Sometimes they are not complete. Sometimes people are not always
at the same point of commitment to a relationship at the same
time. The relationships do exist in different phases of
incompleteness. This particular book is about decisions that you
take at some stage in life which may continue to haunt you
later. That naturally presupposes a certain amount of regret, a
certain amount of inherent mistake in the choices that people
make. In that sense these are not ideal relationships. If you
talk of ideal relationships then the book will finish in a page
and a half. Unfortunately, that’s not always how things
happen.
Now I am not
suggesting that this is an autobiographical novel, but how many
details have been culled out of your own experiences?
It is certainly
not an autobiographical novel but I don’t think that a writer
can divorce himself completely from what he has seen or lived or
done. Some of his experiences must flow into his work, which way
and how much differs from writer to writer. In this book, the
events, the characters, the stories are all fictional but what
has come in is certainly lived experience. In the sense that I
have lived in Delhi and Dehradun so I have seen physical
characteristics of life around me. I have travelled by this
train (Delhi-Dehradun Shatabdi Express), I have lived in Bombay
at a certain time, I have lived in Washington and these are the
places that come in the book and so my personal experiences of
having lived in these places have certainly found their way
here.
How big was the
first, and how small was the final draft that eventually formed
the book? There are moments in the book that make one feel that
something must have existed there which is not there any more.
Your reading and
perception is very accurate. The first draft was relatively
longer. Maybe another 25,000 words and when we looked at it
together with the editor we saw that there were portions that
were not hanging together as well as the rest. So when we
removed these portions there was only about 40 per cent left. I
started again with that 40 per cent and rewrote the rest of the
stuff, and ended up with something like 65,000 words. There were
certainly the possibilities of going into bylanes and side lanes
and building up those relationships, or moods, or moments that
you say you feel are missing in the present narrative. There
were many characters in the first draft that now don’t exist.
The main female protagonist was swept out, and Rohini, who now
forms a fairly significant part of the book, was a very minor
character in the first draft. So deliberately I chose not to
move into those bylanes because what was compelling to me when I
wrote the first draft was the central theme and the central
voice, and I found that the more we went into the sides and
brought in other people etc, the more we were taking away from
the intensity of the central voice.
Despite these
cautions and precautions there does appear to a hastening up in
the last part of the novel, especially when the protagonist
starts relating to and sharing thoughts with his teenage son.

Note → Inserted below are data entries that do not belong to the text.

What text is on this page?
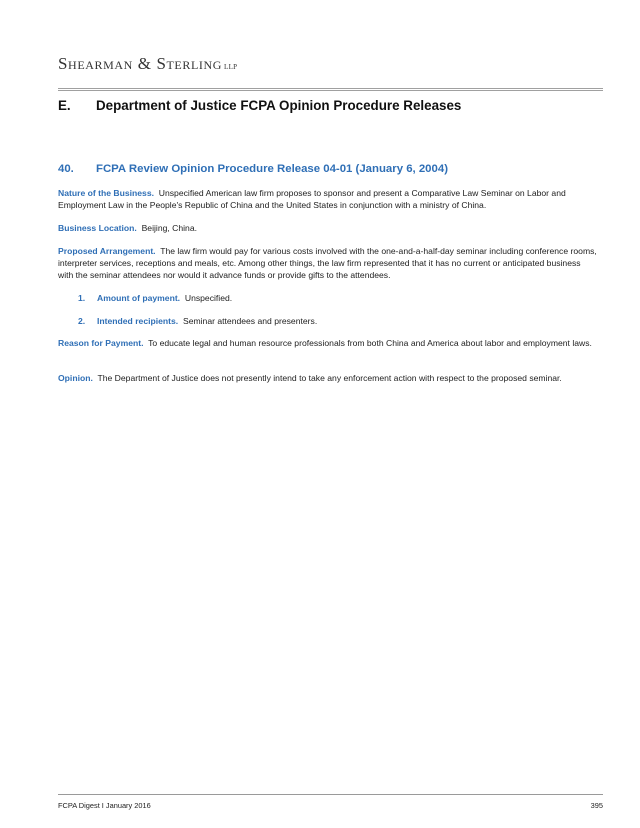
Shearman & Sterling LLP
E. Department of Justice FCPA Opinion Procedure Releases
40. FCPA Review Opinion Procedure Release 04-01 (January 6, 2004)
Nature of the Business. Unspecified American law firm proposes to sponsor and present a Comparative Law Seminar on Labor and Employment Law in the People's Republic of China and the United States in conjunction with a ministry of China.
Business Location. Beijing, China.
Proposed Arrangement. The law firm would pay for various costs involved with the one-and-a-half-day seminar including conference rooms, interpreter services, receptions and meals, etc. Among other things, the law firm represented that it has no current or anticipated business with the seminar attendees nor would it advance funds or provide gifts to the attendees.
1. Amount of payment. Unspecified.
2. Intended recipients. Seminar attendees and presenters.
Reason for Payment. To educate legal and human resource professionals from both China and America about labor and employment laws.
Opinion. The Department of Justice does not presently intend to take any enforcement action with respect to the proposed seminar.
FCPA Digest I January 2016	395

There is the feeling of something petering out.
Yes, perhaps. But
it does not really peter out in its reality, it peters out as
far as this narration is concerned. What I wanted to show was
that the narrator’s relationship with his son was an important
compelling emotional factor for him. Also the time when he
starts relating to his son is important because at that point he
is reaching the end of his journey and can remember his own
childhood clearly. So in that setting he seems to relate better
to his son because he realises that his son is a child today,
just as he was at one time and the fact that he is reliving the
memory of his childhood makes the relationship easier. Now if
this book was to carry on then certainly, I think that the
relationship with his son would be a very positive aspect of the
years that would lie ahead. But then that is pure guesswork.